Early in the morning or late at night, you could hear the
roar of construction. It was enough to shake my apples, like
the continuous roar from race cars at Portland International
Raceway. They were exciting times, though. I saw a lot of
important people drive by, such as Eleanor Roosevelt, the
first lady, here in April 1943 to christen the Alazon Bay,
the yard's first aircraft carrier. About 75,000 people came
to watch.
By
the time shipbuilding ceased at the yards in 1946, the production
record stood at 10 Liberty ships, 30 tank-landing ships, 50
escort aircraft carriers, 31 attack transports, 12 C-4 troop
ships, eight C-4 cargo vessels and two 14,000-ton dry-docks.

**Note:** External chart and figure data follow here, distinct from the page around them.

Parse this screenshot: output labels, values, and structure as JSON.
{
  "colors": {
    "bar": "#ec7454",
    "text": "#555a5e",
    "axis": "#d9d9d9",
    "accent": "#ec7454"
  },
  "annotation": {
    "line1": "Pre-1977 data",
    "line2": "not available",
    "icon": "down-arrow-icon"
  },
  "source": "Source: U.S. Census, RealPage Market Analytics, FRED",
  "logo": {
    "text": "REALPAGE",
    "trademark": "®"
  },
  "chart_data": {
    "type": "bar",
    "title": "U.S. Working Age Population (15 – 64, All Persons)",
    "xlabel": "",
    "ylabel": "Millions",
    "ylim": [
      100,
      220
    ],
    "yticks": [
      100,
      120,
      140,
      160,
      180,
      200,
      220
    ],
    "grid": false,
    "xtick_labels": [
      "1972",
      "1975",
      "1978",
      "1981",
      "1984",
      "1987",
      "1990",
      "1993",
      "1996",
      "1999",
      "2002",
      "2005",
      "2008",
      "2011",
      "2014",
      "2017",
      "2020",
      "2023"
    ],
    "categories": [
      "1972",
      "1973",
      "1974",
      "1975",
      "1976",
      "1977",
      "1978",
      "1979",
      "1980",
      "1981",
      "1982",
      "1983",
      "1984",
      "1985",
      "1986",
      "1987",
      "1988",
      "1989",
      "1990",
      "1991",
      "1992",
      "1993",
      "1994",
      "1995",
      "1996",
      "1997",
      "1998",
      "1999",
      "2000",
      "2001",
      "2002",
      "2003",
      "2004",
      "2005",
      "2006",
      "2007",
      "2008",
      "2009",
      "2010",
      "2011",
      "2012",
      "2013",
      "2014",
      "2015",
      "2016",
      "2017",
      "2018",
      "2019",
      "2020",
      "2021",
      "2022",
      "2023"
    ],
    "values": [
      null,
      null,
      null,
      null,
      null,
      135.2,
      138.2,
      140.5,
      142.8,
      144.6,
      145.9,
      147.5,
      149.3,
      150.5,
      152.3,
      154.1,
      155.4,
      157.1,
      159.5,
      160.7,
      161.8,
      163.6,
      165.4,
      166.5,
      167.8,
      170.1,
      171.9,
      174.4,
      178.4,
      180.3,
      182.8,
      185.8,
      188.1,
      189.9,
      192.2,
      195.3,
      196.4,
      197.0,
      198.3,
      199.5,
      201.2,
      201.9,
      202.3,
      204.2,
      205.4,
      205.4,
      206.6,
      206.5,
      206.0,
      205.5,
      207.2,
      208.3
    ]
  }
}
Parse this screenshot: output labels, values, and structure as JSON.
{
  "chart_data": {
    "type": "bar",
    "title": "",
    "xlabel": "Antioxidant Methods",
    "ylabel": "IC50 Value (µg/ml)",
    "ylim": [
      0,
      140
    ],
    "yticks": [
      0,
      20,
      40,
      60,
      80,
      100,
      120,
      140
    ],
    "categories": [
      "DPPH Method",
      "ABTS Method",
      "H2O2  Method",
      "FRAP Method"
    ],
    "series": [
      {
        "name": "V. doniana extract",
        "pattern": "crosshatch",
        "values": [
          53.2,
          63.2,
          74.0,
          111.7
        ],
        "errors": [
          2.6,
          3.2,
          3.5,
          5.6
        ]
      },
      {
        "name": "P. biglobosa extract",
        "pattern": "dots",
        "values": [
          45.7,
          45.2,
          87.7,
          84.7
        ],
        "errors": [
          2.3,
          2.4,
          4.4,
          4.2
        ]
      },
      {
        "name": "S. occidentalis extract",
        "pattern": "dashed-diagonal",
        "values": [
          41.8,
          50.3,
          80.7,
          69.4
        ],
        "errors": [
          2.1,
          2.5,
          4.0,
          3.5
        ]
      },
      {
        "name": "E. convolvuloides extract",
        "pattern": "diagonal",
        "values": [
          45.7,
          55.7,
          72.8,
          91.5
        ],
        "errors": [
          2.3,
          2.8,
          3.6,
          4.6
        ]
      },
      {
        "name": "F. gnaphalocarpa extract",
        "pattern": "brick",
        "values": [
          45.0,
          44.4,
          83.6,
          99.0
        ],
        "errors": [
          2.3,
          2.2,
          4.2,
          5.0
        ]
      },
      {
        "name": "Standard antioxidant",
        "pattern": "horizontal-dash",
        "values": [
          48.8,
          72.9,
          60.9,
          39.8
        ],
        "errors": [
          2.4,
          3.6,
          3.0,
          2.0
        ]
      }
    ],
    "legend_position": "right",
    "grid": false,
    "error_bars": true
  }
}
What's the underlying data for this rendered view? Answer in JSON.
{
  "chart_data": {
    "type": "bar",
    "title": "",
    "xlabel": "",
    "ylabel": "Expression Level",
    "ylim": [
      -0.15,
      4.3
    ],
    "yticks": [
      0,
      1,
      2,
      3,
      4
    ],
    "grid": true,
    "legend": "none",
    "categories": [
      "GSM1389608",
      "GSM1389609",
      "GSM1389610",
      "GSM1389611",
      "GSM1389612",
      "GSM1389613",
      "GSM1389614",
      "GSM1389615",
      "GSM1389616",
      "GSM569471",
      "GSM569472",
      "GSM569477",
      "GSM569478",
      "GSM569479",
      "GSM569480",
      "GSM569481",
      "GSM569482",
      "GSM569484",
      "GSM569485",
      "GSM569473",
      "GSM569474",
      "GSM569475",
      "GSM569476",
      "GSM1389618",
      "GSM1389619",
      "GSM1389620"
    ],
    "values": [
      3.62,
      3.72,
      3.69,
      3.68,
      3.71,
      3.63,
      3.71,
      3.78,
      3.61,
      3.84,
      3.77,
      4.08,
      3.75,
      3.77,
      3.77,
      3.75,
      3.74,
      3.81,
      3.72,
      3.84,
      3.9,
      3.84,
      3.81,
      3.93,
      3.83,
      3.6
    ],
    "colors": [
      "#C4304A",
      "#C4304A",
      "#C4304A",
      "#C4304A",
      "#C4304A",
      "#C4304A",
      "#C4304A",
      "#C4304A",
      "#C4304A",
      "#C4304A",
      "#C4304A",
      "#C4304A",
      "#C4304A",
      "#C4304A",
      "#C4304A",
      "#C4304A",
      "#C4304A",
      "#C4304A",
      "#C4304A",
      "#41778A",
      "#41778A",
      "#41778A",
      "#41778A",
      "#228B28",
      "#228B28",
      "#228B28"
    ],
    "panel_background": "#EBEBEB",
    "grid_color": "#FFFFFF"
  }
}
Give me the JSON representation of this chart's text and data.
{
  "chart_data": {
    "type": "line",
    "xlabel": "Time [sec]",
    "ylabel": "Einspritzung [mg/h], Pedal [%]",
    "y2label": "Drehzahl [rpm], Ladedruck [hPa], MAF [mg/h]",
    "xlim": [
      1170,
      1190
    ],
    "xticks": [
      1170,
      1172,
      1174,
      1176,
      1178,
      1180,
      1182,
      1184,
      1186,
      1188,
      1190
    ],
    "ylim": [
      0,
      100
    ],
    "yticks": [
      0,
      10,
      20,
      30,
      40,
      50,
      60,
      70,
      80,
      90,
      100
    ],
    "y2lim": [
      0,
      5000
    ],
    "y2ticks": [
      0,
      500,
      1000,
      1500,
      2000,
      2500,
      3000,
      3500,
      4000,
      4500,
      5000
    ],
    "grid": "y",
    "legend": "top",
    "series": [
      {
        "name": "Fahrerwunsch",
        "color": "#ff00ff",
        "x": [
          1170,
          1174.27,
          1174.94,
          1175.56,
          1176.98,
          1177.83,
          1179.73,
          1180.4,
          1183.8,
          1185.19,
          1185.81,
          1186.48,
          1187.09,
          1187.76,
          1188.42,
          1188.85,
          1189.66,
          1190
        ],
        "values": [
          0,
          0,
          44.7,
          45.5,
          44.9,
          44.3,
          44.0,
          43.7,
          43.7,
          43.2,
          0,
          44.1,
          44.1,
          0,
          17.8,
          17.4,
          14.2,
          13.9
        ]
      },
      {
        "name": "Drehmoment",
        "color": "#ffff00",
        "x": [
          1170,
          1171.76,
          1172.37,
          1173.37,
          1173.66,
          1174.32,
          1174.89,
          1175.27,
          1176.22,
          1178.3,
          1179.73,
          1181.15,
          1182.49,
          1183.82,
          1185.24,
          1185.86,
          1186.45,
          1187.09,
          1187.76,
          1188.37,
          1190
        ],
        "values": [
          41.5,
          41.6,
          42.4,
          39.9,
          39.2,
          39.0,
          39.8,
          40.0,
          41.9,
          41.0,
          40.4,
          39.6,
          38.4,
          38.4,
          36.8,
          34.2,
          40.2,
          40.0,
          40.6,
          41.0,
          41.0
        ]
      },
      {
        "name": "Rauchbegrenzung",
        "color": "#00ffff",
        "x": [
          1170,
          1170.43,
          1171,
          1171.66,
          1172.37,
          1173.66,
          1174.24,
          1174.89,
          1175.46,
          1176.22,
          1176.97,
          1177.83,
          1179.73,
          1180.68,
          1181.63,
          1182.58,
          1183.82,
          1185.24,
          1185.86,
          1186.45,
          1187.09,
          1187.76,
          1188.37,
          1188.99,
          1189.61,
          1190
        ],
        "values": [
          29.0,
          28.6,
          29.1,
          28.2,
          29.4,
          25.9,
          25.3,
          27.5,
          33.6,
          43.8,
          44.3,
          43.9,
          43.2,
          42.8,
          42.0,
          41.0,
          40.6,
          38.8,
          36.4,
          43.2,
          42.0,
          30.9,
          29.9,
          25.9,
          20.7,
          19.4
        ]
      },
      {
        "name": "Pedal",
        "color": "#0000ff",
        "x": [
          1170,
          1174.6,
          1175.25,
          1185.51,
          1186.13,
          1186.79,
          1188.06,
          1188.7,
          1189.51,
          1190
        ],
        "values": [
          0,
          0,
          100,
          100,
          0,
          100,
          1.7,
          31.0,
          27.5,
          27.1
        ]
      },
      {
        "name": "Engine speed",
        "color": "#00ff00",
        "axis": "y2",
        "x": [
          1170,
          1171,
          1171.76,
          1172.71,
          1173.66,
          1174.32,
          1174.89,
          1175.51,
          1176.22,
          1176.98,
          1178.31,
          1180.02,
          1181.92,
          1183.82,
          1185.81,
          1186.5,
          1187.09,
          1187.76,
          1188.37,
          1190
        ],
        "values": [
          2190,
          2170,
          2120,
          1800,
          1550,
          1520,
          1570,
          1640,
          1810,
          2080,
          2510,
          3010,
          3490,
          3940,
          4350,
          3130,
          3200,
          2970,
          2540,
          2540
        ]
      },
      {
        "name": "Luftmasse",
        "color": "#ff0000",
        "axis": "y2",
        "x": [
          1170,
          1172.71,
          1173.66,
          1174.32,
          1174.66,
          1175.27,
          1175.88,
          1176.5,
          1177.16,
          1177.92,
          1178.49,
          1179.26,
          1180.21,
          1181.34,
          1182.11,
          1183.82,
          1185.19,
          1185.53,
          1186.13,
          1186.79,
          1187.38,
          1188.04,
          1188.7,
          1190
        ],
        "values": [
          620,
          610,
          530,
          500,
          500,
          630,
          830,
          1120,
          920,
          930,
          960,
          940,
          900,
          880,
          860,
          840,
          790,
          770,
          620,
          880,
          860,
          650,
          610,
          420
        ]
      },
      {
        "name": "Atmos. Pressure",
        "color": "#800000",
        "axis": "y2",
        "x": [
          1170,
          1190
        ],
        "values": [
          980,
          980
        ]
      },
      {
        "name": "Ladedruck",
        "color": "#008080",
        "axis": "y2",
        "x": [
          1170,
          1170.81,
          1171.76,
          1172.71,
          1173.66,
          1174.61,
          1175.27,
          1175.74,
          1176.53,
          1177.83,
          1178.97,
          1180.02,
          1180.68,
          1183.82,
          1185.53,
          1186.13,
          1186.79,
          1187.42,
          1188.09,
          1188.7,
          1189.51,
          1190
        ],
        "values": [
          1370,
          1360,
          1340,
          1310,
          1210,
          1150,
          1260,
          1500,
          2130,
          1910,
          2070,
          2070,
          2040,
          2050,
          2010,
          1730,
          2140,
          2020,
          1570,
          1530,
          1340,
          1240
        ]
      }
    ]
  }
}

That's 141 military ships in less than 44 months.
The
shipyards left a legacy of industrial use on a big stretch
of the riverfront. A hydrogen peroxide plant rose in 1951
on the site of a shipyards parking lot west of today's industrial
park. FMC Corp. operated the plant until it closed in 1983.
Down
my way, next to the river, the government dock became a Coast
Guard station during World War II. A Coast Guard buoy tender,
the 100-foot Bluebell, docked there until it moved to Portland
in 1973. The city's Waterfront Park is there now.
Next
door, a sand, gravel and ready-mix concrete plant, operated
variously by Pacific Building Materials Co. and Vancouver
Ready-Mix, sat on the river bank from about 1940 until the
plant's demolition in 1975 to make way for two restaurants,
now The Chart House and Who-Song's.
For
me, the best and worst things happened in the last five years.
The state reconstructed the interchange of state Highway 14
and Interstate 5, and the city built a park around me. It's
about time.
Highway
ramps and railroad tracks almost wiped me out. People even
talked about digging me up and moving me elsewhere. But they
finally decided to build the highway around me.
Come
visit my park. You get here via Columbia Way and a connecting
pedestrian tunnel beneath the railroad. Come on a hot, sunny
afternoon and it'll probably be just you and me, surrounded
by a brick patio dotted with fallen green apples. But we'll
never really be alone. Over the top of a concrete wall 10
paces away, you'll glimpse chrome stacks of belching diesel
trucks, downshifting on the curving ramp onto Highway 14 and
spitting black smoke as they pass.
A
sudden shadow from a whistling jet overhead is another reminder
that it's not a world of fur trappers and canoes anymore.
The
best thing about my new park? The tunnel. It's lined up just
right so that I glimpse sparkles of waves on the Columbia
and watch tugboats churn upriver. It's like a little bit of
freedom restored. To me, the river is Americana, like motherhood,
baseball and hot dogs.
Did
you mention apple pie? Don't be gauche.